Abstract

We consider voting under metric preferences: both voters and alternatives are associated with points in a metric space, and each voter prefers alternatives that are closer to her to ones that are further away. In this setting, it is often desirable to select an alternative that minimizes the sum of distances to the voters, i.e., the utilitarian social cost, or other similar measures of social cost. However, common voting rules operate on voters' preference rankings and therefore may be unable to identify an optimal alternative. A relevant measure of the quality of a voting rule is then its distortion, defined as the worst-case ratio between the performance of an alternative selected by the rule and that of an optimal alternative.

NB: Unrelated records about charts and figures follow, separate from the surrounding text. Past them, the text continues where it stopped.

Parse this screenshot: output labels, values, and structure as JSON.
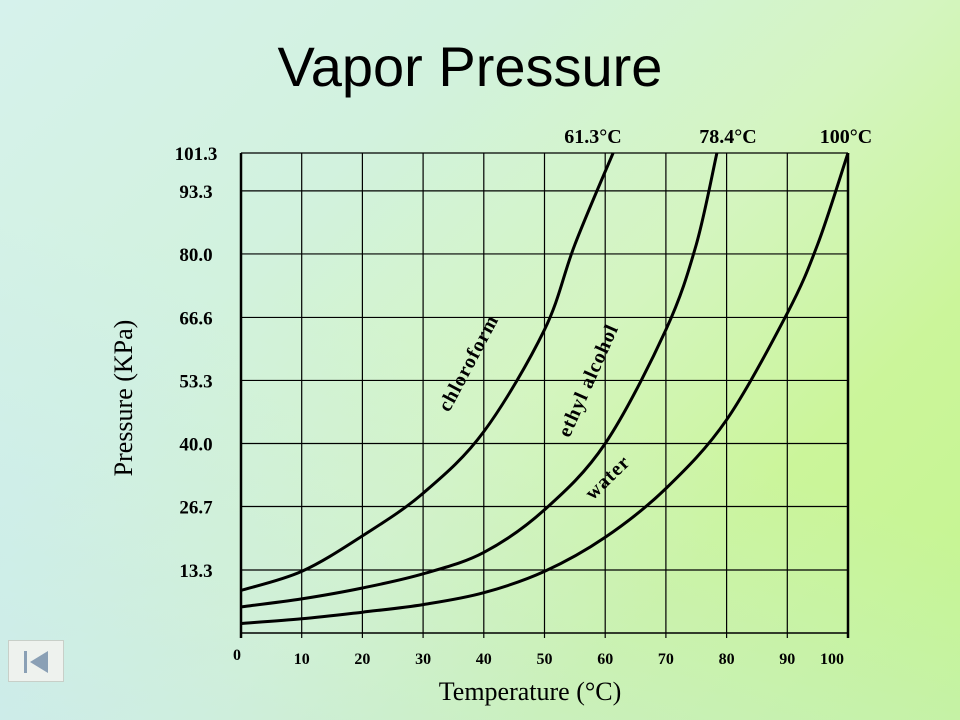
{
  "title": "Vapor Pressure",
  "nav": {
    "back_icon": "first-slide-icon"
  },
  "chart_data": {
    "type": "line",
    "title": "Vapor Pressure",
    "xlabel": "Temperature (°C)",
    "ylabel": "Pressure (KPa)",
    "xlim": [
      0,
      100
    ],
    "ylim": [
      0,
      101.3
    ],
    "grid": true,
    "x_ticks": [
      "0",
      "10",
      "20",
      "30",
      "40",
      "50",
      "60",
      "70",
      "80",
      "90",
      "100"
    ],
    "y_ticks": [
      "13.3",
      "26.7",
      "40.0",
      "53.3",
      "66.6",
      "80.0",
      "93.3",
      "101.3"
    ],
    "y_tick_values": [
      13.3,
      26.7,
      40.0,
      53.3,
      66.6,
      80.0,
      93.3,
      101.3
    ],
    "series": [
      {
        "name": "chloroform",
        "boiling_point_label": "61.3°C",
        "points": [
          [
            0,
            9
          ],
          [
            10,
            13
          ],
          [
            20,
            20.5
          ],
          [
            30,
            29.5
          ],
          [
            40,
            42.5
          ],
          [
            50,
            64
          ],
          [
            55,
            82
          ],
          [
            61.3,
            101.3
          ]
        ]
      },
      {
        "name": "ethyl alcohol",
        "boiling_point_label": "78.4°C",
        "points": [
          [
            0,
            5.5
          ],
          [
            10,
            7.2
          ],
          [
            20,
            9.5
          ],
          [
            30,
            12.5
          ],
          [
            40,
            17
          ],
          [
            50,
            26
          ],
          [
            60,
            40
          ],
          [
            70,
            64
          ],
          [
            75,
            82
          ],
          [
            78.4,
            101.3
          ]
        ]
      },
      {
        "name": "water",
        "boiling_point_label": "100°C",
        "points": [
          [
            0,
            2
          ],
          [
            10,
            3
          ],
          [
            20,
            4.4
          ],
          [
            30,
            6
          ],
          [
            40,
            8.5
          ],
          [
            50,
            13
          ],
          [
            60,
            20.2
          ],
          [
            70,
            30.5
          ],
          [
            80,
            45
          ],
          [
            90,
            67.5
          ],
          [
            95,
            82
          ],
          [
            100,
            101.3
          ]
        ]
      }
    ]
  }
}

Thus, distortion measures how good a voting rule is at approximating an alternative with minimum social cost, while using only ordinal preference information. The underlying costs can be arbitrary, implicit, and unknown; our only assumption is that they form a metric space. The goal of our paper is to quantify the distortion of well-known voting rules. We first establish a lower bound on the distortion of any deterministic voting rule. We then show that the distortion of positional scoring rules cannot be bounded by a constant, and for several popular rules in this family distortion is linear in the number of alternatives. On the other hand, for Copeland and similar rules the distortion is bounded by a factor of 5. These results hold both for the sum of voters' cost and the median voter cost. For Single Transferable Vote (STV), we obtain an upper bound of O(ln⁡m) with respect to the sum of voters' costs, where m is the number of alternatives, as well as a lower bound of Ω(ln⁡m); thus, STV is a reasonable, though not a perfect rule from this perspective. Our results for median voter cost extend to more general objective functions.